Unlike NF1, NF2 does not cause behavioral, learning, or cognitive impairments. Also, NF2 is inherited on chromosome 22 and, in the vast majority of cases, in an autosomal dominant pattern. (The mnemonic for its inheritance is “Chromosome 22 carries the NF2 mutation.”)

Sturge–Weber Syndrome

Sturge–Weber syndrome, also known as encephalotrigeminal angiomatosis, consists simply of angioma of both the face (nevus flammeus) and underlying cerebral hemisphere. Unlike other neurocutaneous disorders, Sturge–Weber syndrome is an embryonal developmental disorder rather than a genetic disorder. Thus, it appears sporadically and does not strike multiple family members.

The facial angioma consists of a deep red discoloration (“port-wine stain”) in the distribution of one or more divisions of the trigeminal nerve (Fig. 13-13). Its extent does not correlate with the size of the cerebral abnormality. Clinicians must distinguish it from completely benign, more common skin abnormalities, such as small forehead angiomas (“strawberry nevi”). Also, port-wine stains, even in the trigeminal nerve distribution, are associated with Sturge–Weber syndrome in only 8% of cases. Whether or not facial angiomas are a manifestation of Sturge–Weber syndrome, laser therapy can bleach them.

image

FIGURE 13-13 The cutaneous angioma (port-wine stain) of Sturge–Weber syndrome encompasses one or more divisions of the distribution of the trigeminal nerve (see Fig. 4-12). The commonest sites are the anterior scalp, forehead, and upper eyelid, i.e., the first division of the trigeminal nerve. One-third of patients have bilateral involvement.
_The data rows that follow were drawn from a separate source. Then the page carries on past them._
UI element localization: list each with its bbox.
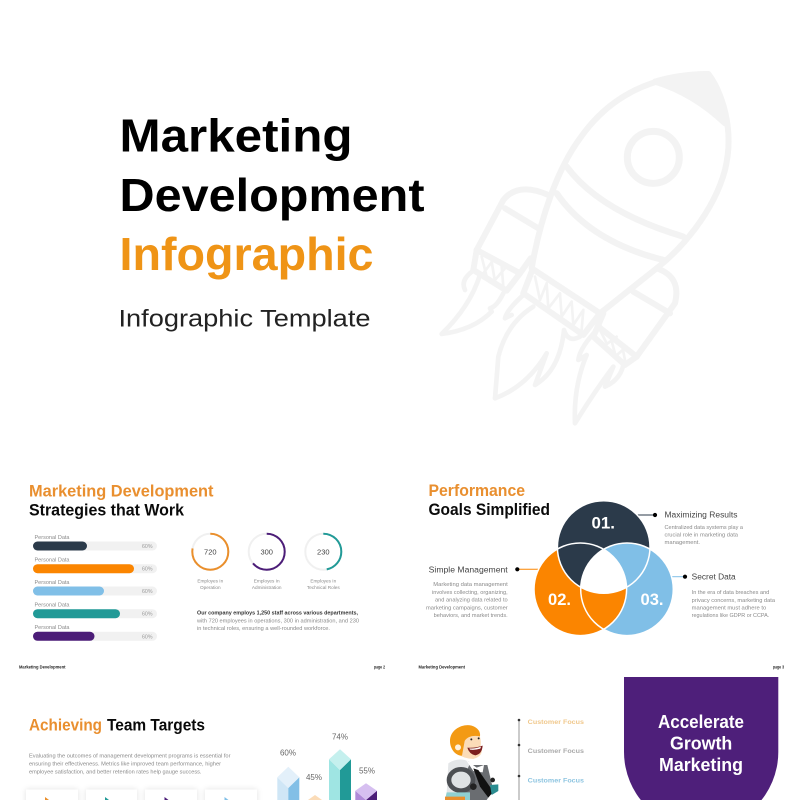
timeline: customer focus (518, 719, 584, 800)
chart: ring 230: Technical Roles (307, 585, 340, 590)
text block: simple management: behaviors, and market trends. (434, 613, 508, 619)
chart: ring 230 (305, 534, 341, 590)
connector: left (517, 568, 540, 570)
footer: slide 3 (418, 664, 784, 670)
bar chart: personal data: Personal Data (34, 535, 70, 541)
callout: accelerate growth marketing: Accelerate (658, 711, 744, 732)
connector: top right (630, 514, 655, 516)
text block: staff summary: Our company employs 1,250 staff across various departments, (197, 610, 358, 616)
text block: simple management: Marketing data management (433, 582, 508, 588)
text block: evaluation summary: employee satisfaction, and better retention rates help gauge success. (29, 770, 202, 776)
text block: staff summary (196, 610, 359, 632)
bar chart: isometric columns: 55% (359, 766, 375, 776)
panel: slide 4 team targets (26, 716, 377, 800)
timeline: customer focus: Customer Focus (528, 778, 584, 785)
panel: slide 3 performance venn (418, 481, 784, 670)
bar chart: personal data: 60% (142, 634, 153, 640)
dot: left (515, 567, 519, 571)
bar chart: isometric columns: 45% (306, 773, 322, 782)
bar chart: personal data: Personal Data (34, 625, 70, 631)
title: main heading: Infographic (120, 228, 374, 280)
bar chart: personal data: 60% (142, 612, 153, 618)
heading: performance (428, 481, 550, 519)
text block: simple management: and analyzing data related to (435, 598, 508, 604)
heading: achieving team targets: Team Targets (107, 716, 205, 735)
timeline: customer focus: Customer Focus (528, 719, 584, 726)
text block: secret data (692, 572, 775, 619)
text block: secret data: Secret Data (692, 572, 736, 582)
text block: secret data: management must adhere to (692, 605, 766, 611)
callout: accelerate growth marketing: Growth (670, 732, 732, 754)
text block: simple management: marketing campaigns, customer (426, 605, 508, 611)
text block: maximizing results: management. (664, 540, 700, 546)
chart: venn diagram (534, 501, 673, 636)
callout: accelerate growth marketing (624, 677, 778, 800)
illustration: character with jetpack (445, 725, 498, 800)
text block: maximizing results: Centralized data systems play a (664, 525, 743, 531)
text block: simple management: Simple Management (429, 566, 509, 574)
callout: accelerate growth marketing: Marketing (659, 754, 743, 775)
text block: secret data: In the era of data breaches and (692, 590, 769, 596)
heading: performance: Performance (428, 481, 525, 500)
chart: ring 230: 230 (317, 548, 330, 556)
chart: ring 720: Employes In (197, 579, 224, 584)
chart: ring 300 (249, 534, 285, 590)
chart: ring 720 (192, 534, 228, 590)
timeline: customer focus: Customer Focus (528, 748, 584, 755)
heading: strategies: Strategies that Work (29, 500, 185, 520)
icon: faint rocket background (442, 74, 729, 423)
text block: simple management (426, 566, 509, 619)
heading: achieving team targets: Achieving (29, 716, 102, 735)
text block: secret data: privacy concerns, marketing data (692, 598, 775, 604)
text block: secret data: regulations like GDPR or CCPA. (692, 613, 769, 619)
footer: slide 2: page 2 (374, 664, 385, 670)
title: main heading: Development (120, 169, 424, 221)
bar chart: isometric columns (277, 733, 377, 800)
connector: right (670, 576, 685, 578)
chart: venn diagram: 03. (640, 590, 664, 609)
panel: slide 2 strategies (19, 482, 385, 670)
bar chart: isometric columns: 60% (280, 748, 296, 758)
chart: venn diagram: 01. (592, 513, 615, 532)
dot: right (683, 575, 687, 579)
bar chart: personal data: 60% (142, 589, 153, 595)
chart: venn diagram: 02. (548, 590, 571, 609)
text block: staff summary: in technical roles, ensuring a well-rounded workforce. (197, 626, 330, 632)
text block: maximizing results: Maximizing Results (664, 510, 738, 520)
chart: ring 300: 300 (260, 548, 273, 556)
chart: ring 300: Employes In (254, 579, 280, 584)
heading: strategies (29, 482, 214, 520)
text block: evaluation summary: Evaluating the outcomes of management development programs is essential for (29, 754, 231, 760)
bar chart: isometric columns: 74% (332, 733, 348, 742)
text block: simple management: involves collecting, organizing, (432, 590, 508, 596)
text block: evaluation summary (29, 754, 231, 776)
heading: strategies: Marketing Development (29, 482, 214, 500)
title: main heading (120, 110, 424, 280)
panel: slide 5 customer focus (445, 677, 778, 800)
bar chart: personal data (33, 535, 157, 641)
cards: play icons (26, 790, 257, 800)
text block: maximizing results (664, 510, 743, 546)
footer: slide 3: Marketing Development (418, 664, 465, 670)
text block: staff summary: with 720 employees in operations, 300 in administration, and 230 (196, 618, 359, 624)
heading: performance: Goals Simplified (428, 500, 550, 519)
text block: maximizing results: crucial role in marketing data (664, 532, 738, 538)
dot: top right (653, 513, 657, 517)
footer: slide 3: page 3 (773, 664, 784, 670)
bar chart: personal data: Personal Data (34, 558, 70, 564)
chart: ring 720: Operation (200, 585, 221, 590)
bar chart: personal data: Personal Data (34, 602, 70, 608)
bar chart: personal data: Personal Data (34, 580, 70, 586)
subtitle: Infographic Template (118, 306, 370, 333)
heading: achieving team targets (29, 716, 205, 735)
title: main heading: Marketing (120, 110, 352, 162)
bar chart: personal data: 60% (142, 544, 153, 550)
chart: ring 230: Employes In (310, 579, 337, 584)
chart: ring 720: 720 (204, 548, 217, 556)
bar chart: personal data: 60% (142, 567, 153, 573)
chart: ring 300: Administration (252, 585, 282, 590)
text block: evaluation summary: ensuring their effectiveness. Metrics like improved team performance, higher (29, 762, 221, 768)
footer: slide 2: Marketing Development (19, 664, 66, 670)
footer: slide 2 (19, 664, 385, 670)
The CNS component of Sturge–Weber syndrome consists of atrophic, calcified layers of cerebral cortex in the hemisphere underlying the facial vascular malformation. As with tubers, plain skull X-rays, CT, and MRI readily reveal the cerebral abnormality, but MRI most readily shows its extent.

Most Sturge–Weber children have focal motor, complex partial, or other seizures that are often refractory to AEDs. Seizures in the first year of life portend mental retardation. Whether or not they have seizures, Sturge–Weber children tend to have learning disabilities and behavioral disturbances. Depending on the lesion site, they also have focal, lateralized neurologic deficits, such as homonymous hemianopsia and spastic hemiparesis. When present, these deficits arise contralateral to the port-wine stain.

In Sturge–Weber syndrome, as in other neurocutaneous disorders, physical and cognitive deficits often worsen. Neurologists usually attribute the deterioration to increasing sclerosis surrounding the cerebral lesions.